The European Union, United Nations Children’s Fund (UNICEF) and the UN’s refugee agency, UNHCR, have launched a new EU-wide programme strengthen child protection systems and provide alternatives to immigration detention.

Global Promotion of Best Practices for Children in Migration is a multi-country programme, with a total budget of €7.5 million, is being implemented across four countries in two regions: El Salvador and Mexico in Latin America; South Africa and Zambia in Southern Africa.

Over a period of 30 months UNICEF and UNHCR will jointly work with national governments; local authorities with portfolios of child protection and social welfare, home affairs and justice, civil society organisations and other stakeholders around three key goals for children.

  1. The programme will ensure that the capacity of child protection systems to include gender responsive services and alternative care options to immigration detention is enhanced.
  2. That the capacity of frontline actors to detect children on the move suffering from, or at risk of, gender-based violence and to refer them to appropriate alternative family and community care is increased.
  3. That lessons learned and best practices on programming for children on the move are documented and shared to contribute to strengthened south-south and global cooperation.

Jutta Urpilainen, European Commissioner for International Partnerships, said: “Children should always be treated first and foremost as children, regardless of their migration status. They have the right to be protected and to live in a safe environment. This includes having access to education, healthcare and sanitation, social and legal services, and psychological support. In partnership with UNICEF and UNHCR, the European Union is reaching out especially to children affected by immigration detention.

‘Children on the move face a variety of risks’

Mohamed M. Malick Fall, Regional Director for UNICEF in Eastern and Southern Africa, added: “Children on the move face a variety of risks in the countries of origin, transit and destination. They are exposed to multiple vulnerabilities including immigration detention, kidnapping, separation from parents and care givers, violence, exploitation and abuse; with increased risks for girls,” said

“In an era where COVID-19 has jeopardized access to services, these children are now even more vulnerable. Our joint programme will address the impact that immigration detention has on children’s mental health and wellbeing; and critically, the increased risks of child rights violations,” he said.

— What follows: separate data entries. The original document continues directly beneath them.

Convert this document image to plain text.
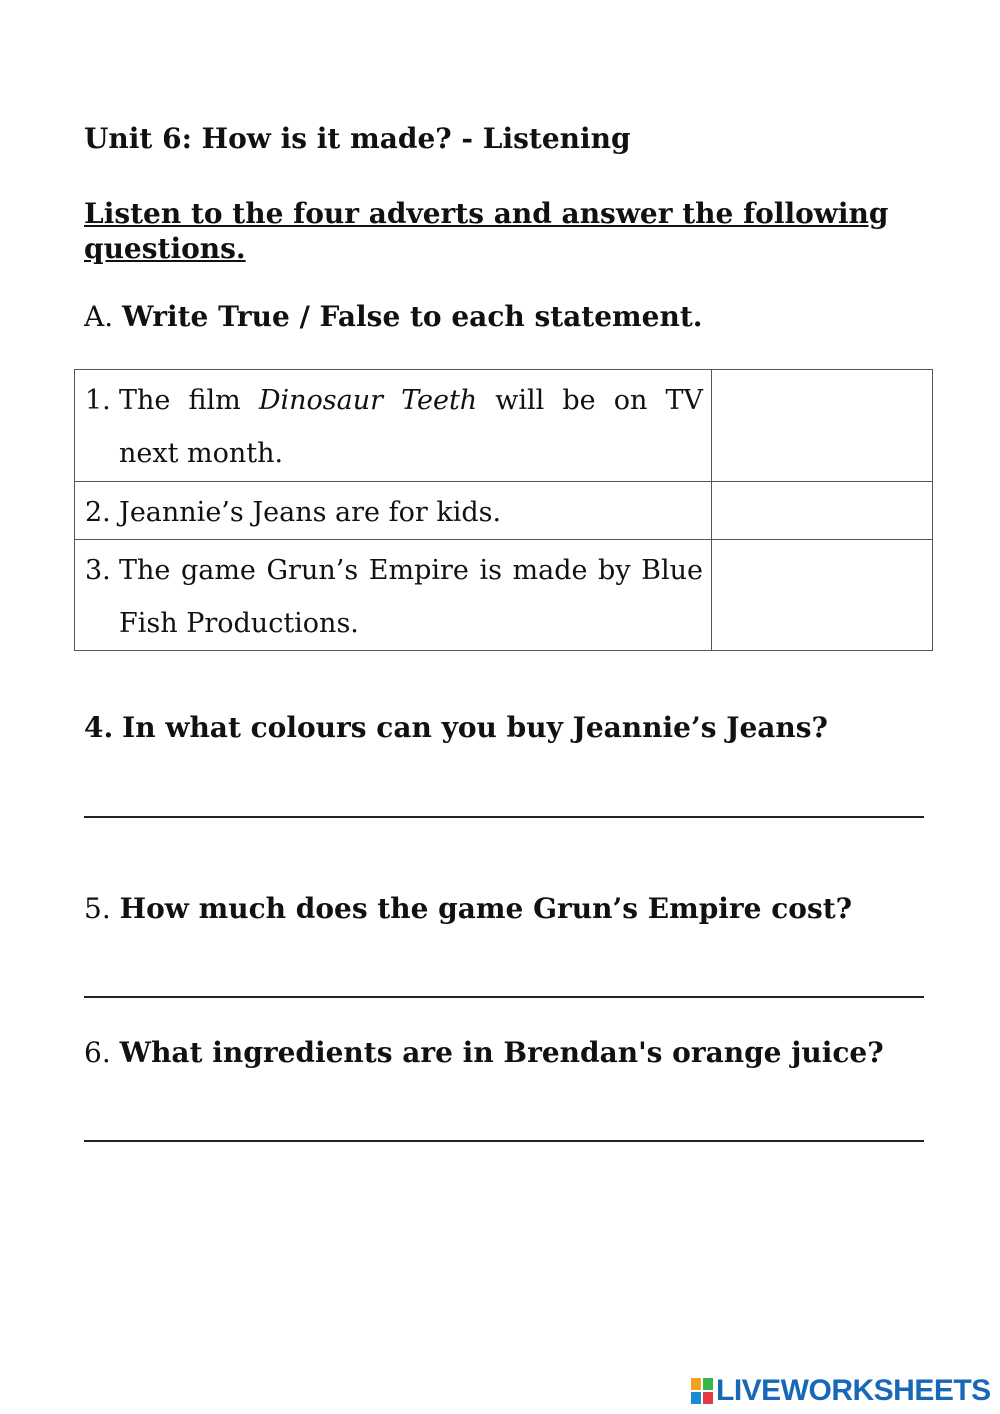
Unit 6: How is it made? - Listening
Listen to the four adverts and answer the following questions.
A. Write True / False to each statement.
1. The film Dinosaur Teeth will be on TV next month.

2. Jeannie’s Jeans are for kids.

3. The game Grun’s Empire is made by Blue Fish Productions.

4. In what colours can you buy Jeannie’s Jeans?
5. How much does the game Grun’s Empire cost?
6. What ingredients are in Brendan's orange juice?
LIVEWORKSHEETS
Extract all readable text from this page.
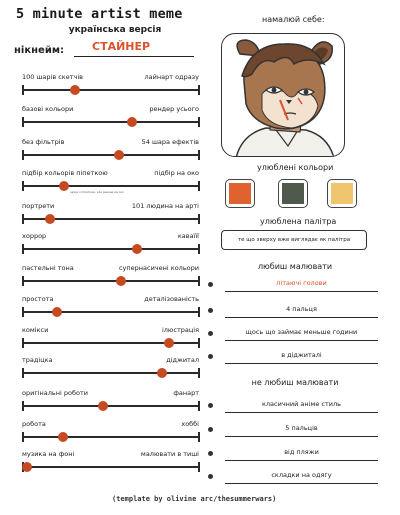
5 minute artist meme
українська версія
нікнейм:	СТАЙНЕР
100 шарів скетчів	лайнарт одразу
базові кольори	рендер усього
без фільтрів	54 шара ефектів
підбір кольорів піпеткою	підбір на око
зараз з піпеткою, але раніше на око
портрети	101 людина на арті
хоррор	каваїїї
пастельні тона	супернасичені кольори
простота	деталізованість
комікси	ілюстрація
традіцка	діджитал
оригінальні роботи	фанарт
робота	хоббі
музика на фоні	малювати в тиші
намалюй себе:
улюблені кольори
улюблена палітра
те що зверху вже виглядає як палітра
любиш малювати
літаючі голови
4 пальця
щось що займає меньше години
в діджиталі
не любиш малювати
класичний аніме стиль
5 пальців
від пляжи
складки на одягу
(template by olivine arc/thesummerwars)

And Grainne O’Hara, UNHCR’s Director of International Protection, echoed their views: “This project is a crucial opportunity for all actors involved in the protection of children on the move to work better together. These boys and girls face specific risks requiring tailored, gender specific, and child sensitive responses. Children should not be detained.

‘Children should not be detained’

“Having fled from violence and persecution, children too often face further abuse, neglect and exploitation on their journey or at their destination. With this programme, we hope that safe alternative care arrangements will be strengthened and that children at risk are quickly identified and receive the attention they urgently need,” she said

The United Nations Department of Economic and Social Affairs dataset on migration show that in 2019 the number of international migrants in Eastern and Southern Africa and Central America stood at 12.3 million and 1.9 million respectively. The EU Global Promotion of Best Practices for Children in Migration programme will ensure that children in the four countries, particularly those impacted by immigration detention, are supported with child protection focused services.